How to Create a Startup Marketing Plan in 9 Steps
Whether you’re a marketing team of one or have the resources to hire a bunch of marketing powerhouses, you can’t skip these steps to build a marketing plan. It will act as a blueprint for both the long-term goals you want to hit, and everyday tasks and activities. Let’s dive in:
1. Conduct a Market Analysis
“Whoever gets closest to their customer, wins,” wrote Bernadette Jiwa, a storytelling advisor and the author of 10 books on marketing and storytelling.
In other words, to meet the needs of your potential customers, you need to actually know what they need. Not just guess or assume, but be truly confident there’s a match between what your startup is doing and what your customers want to buy as a solution.
In fact, "no market need" is one of the leading reasons startups fail—35 percent of startups reported it as the driver behind their failure.
The good news? That doesn’t have to be you.
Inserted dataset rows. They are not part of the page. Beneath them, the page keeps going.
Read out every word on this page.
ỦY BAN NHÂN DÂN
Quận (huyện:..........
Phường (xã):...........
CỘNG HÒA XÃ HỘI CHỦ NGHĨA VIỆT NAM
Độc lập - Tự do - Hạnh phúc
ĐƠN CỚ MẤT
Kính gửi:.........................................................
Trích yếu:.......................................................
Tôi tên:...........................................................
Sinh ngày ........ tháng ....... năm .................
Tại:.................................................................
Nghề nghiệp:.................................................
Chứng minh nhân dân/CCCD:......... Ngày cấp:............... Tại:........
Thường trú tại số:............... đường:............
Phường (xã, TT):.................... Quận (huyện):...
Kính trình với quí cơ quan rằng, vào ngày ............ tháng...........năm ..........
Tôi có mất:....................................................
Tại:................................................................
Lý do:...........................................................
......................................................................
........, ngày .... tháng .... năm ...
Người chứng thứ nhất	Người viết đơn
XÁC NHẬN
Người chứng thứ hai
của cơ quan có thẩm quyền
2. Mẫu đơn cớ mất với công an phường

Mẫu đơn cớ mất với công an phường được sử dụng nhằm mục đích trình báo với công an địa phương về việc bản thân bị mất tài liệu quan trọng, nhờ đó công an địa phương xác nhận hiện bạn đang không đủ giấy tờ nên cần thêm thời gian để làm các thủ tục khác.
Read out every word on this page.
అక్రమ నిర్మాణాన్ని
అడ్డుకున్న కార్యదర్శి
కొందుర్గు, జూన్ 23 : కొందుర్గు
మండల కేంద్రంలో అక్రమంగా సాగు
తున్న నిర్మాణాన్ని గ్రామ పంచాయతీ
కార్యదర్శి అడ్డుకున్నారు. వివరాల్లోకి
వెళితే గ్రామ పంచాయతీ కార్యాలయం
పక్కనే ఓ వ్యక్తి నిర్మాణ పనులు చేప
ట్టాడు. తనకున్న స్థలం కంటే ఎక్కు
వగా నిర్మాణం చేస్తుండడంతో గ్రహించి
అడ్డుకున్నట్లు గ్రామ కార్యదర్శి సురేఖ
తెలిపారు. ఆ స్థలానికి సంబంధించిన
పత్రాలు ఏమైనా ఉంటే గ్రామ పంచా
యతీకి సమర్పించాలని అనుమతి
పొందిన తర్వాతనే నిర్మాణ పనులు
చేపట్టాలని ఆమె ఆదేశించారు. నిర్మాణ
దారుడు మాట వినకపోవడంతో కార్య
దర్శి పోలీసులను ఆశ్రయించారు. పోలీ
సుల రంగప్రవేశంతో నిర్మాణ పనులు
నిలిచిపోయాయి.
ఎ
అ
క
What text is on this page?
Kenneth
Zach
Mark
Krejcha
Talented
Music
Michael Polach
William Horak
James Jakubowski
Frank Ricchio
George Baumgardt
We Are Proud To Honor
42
With market research, you can maximize your chances to hit the right spot with your ideal customers—both with your product and the way you market it to them. You’ll also have a better shot at attracting investors, finding gaps in customer expectations, and standing out in the market.
You can take two routes when it comes to market analysis, and it’s best if you can combine them:
- Primary research: Original data you collect through experiments, interviews, focus groups, surveys, and observations
- Secondary research: Existing data you curate from tools like ZoomInfo and Crunchbase, and resources like McKinsey, trade associations, journals, CDC, etc.
The goal is to assess your target market’s needs, challenges, characteristics, and purchase behaviors. As you run your analysis, take note of:
- Any relevant demographics, like age ranges, job titles, income ranges, and locations
- Words and phrases customers use to describe their needs or pain points
- Products, services, and solutions they consider when looking to solve a pain point
- Price ranges they find acceptable for specific solutions
- Content consumption habits, like channels and formats they opt for when researching and/or learning
Also, don’t forget that if you already have a customer base, that’s a fantastic place to start exploring your market’s problems and decision-making process.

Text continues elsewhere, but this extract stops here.